In the end, its more than the celebrities and the money, so lets break the ice and talk about the work itself!

Wednesday, April 11, 2007

Cos.........they are just children!

Yesterday, I went to see a play produced by a dear friend and mentor, created by a theatre group called Pandies. Pandies has been a radical feminist theatre group picking up social issues and creating awareness on the way our idealogical perspectives have created a self-defeating society.

In it's current avatar Pandies has moved beyond the 'three walls' theatre of the auditoriums and worked with street children and children affected by violence and terrorism. Though I have not always whole heartedly agreed with every perspective of the group, having been a member since it's inception, I passionately believe in their passion!

This time, Pandies has been working with an NGO called 'Saksham' which has been consistently working with slum children near the areas adjoining Noida. Nithari has also been one of the areas they have been working in. Till January 2007, Nithari was just another place they worked with children and helped them become more aware of the dichotomies of their lives. Post January 2007, things have changed a quite a bit.

The plays performed includeed two more segments: One a skit of what the children belived actually happened in D5, and believe me when you see another child casually lopping off imaginary limbs from a child co-actor, it scares you more than any newspaper or tv coverage would!

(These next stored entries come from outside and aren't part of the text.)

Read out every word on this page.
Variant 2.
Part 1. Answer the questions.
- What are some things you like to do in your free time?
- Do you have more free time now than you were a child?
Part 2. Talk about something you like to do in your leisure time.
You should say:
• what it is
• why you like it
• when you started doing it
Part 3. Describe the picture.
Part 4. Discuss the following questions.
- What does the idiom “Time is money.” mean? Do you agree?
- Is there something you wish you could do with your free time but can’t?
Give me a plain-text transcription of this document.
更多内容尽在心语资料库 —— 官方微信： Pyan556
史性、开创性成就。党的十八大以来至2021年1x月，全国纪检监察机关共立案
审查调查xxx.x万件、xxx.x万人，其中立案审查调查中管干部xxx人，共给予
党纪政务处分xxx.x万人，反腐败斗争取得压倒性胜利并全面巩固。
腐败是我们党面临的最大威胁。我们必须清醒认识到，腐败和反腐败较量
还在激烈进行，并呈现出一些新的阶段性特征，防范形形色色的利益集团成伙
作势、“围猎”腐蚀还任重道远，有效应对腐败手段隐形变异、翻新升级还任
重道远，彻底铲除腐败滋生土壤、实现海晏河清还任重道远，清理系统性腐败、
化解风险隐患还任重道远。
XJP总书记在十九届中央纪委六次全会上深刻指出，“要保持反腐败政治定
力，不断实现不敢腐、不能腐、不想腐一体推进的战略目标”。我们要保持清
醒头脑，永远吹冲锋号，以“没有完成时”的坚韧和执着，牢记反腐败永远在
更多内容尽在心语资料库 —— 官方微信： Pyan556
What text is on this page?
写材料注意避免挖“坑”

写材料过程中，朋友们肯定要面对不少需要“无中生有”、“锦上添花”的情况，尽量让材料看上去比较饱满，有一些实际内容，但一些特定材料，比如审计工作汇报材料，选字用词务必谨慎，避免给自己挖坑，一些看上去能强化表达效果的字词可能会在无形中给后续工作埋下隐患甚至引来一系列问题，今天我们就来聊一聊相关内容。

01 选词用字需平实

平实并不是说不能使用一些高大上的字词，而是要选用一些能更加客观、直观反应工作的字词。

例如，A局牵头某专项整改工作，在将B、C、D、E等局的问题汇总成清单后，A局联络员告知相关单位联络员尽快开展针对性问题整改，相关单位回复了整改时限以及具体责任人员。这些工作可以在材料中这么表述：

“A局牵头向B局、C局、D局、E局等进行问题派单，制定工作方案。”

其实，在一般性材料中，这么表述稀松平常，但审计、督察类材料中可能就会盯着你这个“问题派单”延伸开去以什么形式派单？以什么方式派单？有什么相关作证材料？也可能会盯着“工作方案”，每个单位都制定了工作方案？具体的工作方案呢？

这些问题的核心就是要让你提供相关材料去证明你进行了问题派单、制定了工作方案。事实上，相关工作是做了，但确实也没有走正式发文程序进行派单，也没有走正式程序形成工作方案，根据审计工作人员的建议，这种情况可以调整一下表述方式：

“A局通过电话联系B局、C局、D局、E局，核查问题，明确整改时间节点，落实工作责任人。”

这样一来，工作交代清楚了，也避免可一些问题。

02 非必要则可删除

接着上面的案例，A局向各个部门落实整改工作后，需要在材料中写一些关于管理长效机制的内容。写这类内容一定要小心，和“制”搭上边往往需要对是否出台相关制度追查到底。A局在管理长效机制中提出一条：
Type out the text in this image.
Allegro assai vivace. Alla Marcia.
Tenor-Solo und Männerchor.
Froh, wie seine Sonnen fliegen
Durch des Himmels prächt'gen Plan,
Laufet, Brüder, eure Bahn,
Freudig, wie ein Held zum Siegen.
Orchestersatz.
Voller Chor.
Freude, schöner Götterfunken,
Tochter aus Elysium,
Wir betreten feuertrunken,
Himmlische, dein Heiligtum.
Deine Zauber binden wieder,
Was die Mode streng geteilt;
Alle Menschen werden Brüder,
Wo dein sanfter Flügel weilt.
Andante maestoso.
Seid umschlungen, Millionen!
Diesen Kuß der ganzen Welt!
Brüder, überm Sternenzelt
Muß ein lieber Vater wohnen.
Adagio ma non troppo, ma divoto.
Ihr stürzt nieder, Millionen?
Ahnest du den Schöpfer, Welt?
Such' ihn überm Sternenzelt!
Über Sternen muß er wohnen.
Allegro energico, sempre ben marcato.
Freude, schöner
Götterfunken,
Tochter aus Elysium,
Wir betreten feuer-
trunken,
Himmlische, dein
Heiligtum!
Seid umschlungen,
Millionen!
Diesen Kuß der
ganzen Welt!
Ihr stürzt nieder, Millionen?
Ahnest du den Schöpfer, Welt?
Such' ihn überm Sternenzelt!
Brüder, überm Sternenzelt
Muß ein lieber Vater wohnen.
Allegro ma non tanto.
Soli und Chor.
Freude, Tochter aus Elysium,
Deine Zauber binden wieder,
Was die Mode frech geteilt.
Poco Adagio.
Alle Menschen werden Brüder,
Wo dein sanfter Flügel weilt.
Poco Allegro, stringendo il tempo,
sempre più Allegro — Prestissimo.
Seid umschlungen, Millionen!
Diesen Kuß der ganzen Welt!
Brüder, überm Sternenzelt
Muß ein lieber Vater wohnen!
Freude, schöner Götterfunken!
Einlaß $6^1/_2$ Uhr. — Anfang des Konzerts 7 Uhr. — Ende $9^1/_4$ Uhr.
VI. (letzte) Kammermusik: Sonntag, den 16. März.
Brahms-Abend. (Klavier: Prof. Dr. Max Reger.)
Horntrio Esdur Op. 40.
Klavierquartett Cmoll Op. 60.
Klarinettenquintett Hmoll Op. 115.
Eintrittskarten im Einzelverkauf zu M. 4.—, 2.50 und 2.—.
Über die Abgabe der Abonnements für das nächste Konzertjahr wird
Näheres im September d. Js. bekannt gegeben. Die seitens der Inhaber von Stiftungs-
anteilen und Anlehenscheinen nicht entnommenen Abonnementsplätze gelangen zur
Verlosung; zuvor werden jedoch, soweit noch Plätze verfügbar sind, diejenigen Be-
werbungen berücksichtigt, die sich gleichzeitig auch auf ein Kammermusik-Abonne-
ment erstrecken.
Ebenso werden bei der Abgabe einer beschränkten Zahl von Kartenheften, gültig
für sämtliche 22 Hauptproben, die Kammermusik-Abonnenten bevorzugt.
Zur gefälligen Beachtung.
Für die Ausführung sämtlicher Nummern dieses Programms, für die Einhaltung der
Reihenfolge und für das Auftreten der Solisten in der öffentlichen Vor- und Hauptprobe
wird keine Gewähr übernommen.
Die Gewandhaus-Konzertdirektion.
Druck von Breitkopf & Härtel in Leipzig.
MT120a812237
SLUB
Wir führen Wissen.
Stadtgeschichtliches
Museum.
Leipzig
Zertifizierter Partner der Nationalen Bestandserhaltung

The other a conversation which followed into an interaction with the audience on what the NGO and theatre group have worked to achieve both pre and post Nithari.

The skits covered various issues the children face in their day to day lives: money, education, child labour, bad parenting, cruel intentions, religious bigotry and riots, and even love affairs which go off into tangential directions.

The plays have been scripted, directed and conceptualised by the children. The adults are around just to help them fine tune their ideas. Creative imagination lends itself to a boistrous and ebullient set of performances. There is always closure as everything returns to the natural order in the end. The world is utopian, imagined by children and very far away from the perspective of an adult.

While there was much debate on social issues and the Nithari debate did rage on, what mattered to me more, as an adult, a parent and a closet performer, was the children. Their innocence, their sense of fun, their desire to live in a better world, unlike the one we have given them, their intuitive sense of understanding, took you away from the slum clusters of their life to a wonderful imaginary world created by their expression. As a parent I know how much it takes to get 5o odd children to perform on stage towards a logical conclusion. As a parent I hoped their parents felt pride seeing them take to the stage so naturally. As a parent I wished they could all find their natural birthright: love, respect and nurturing.

In the end, they are just children. Surrounded by violence of the grossest kind, surrounded by poverty, need, apathy and neglect they still find time to be children, and for that one must always salute them!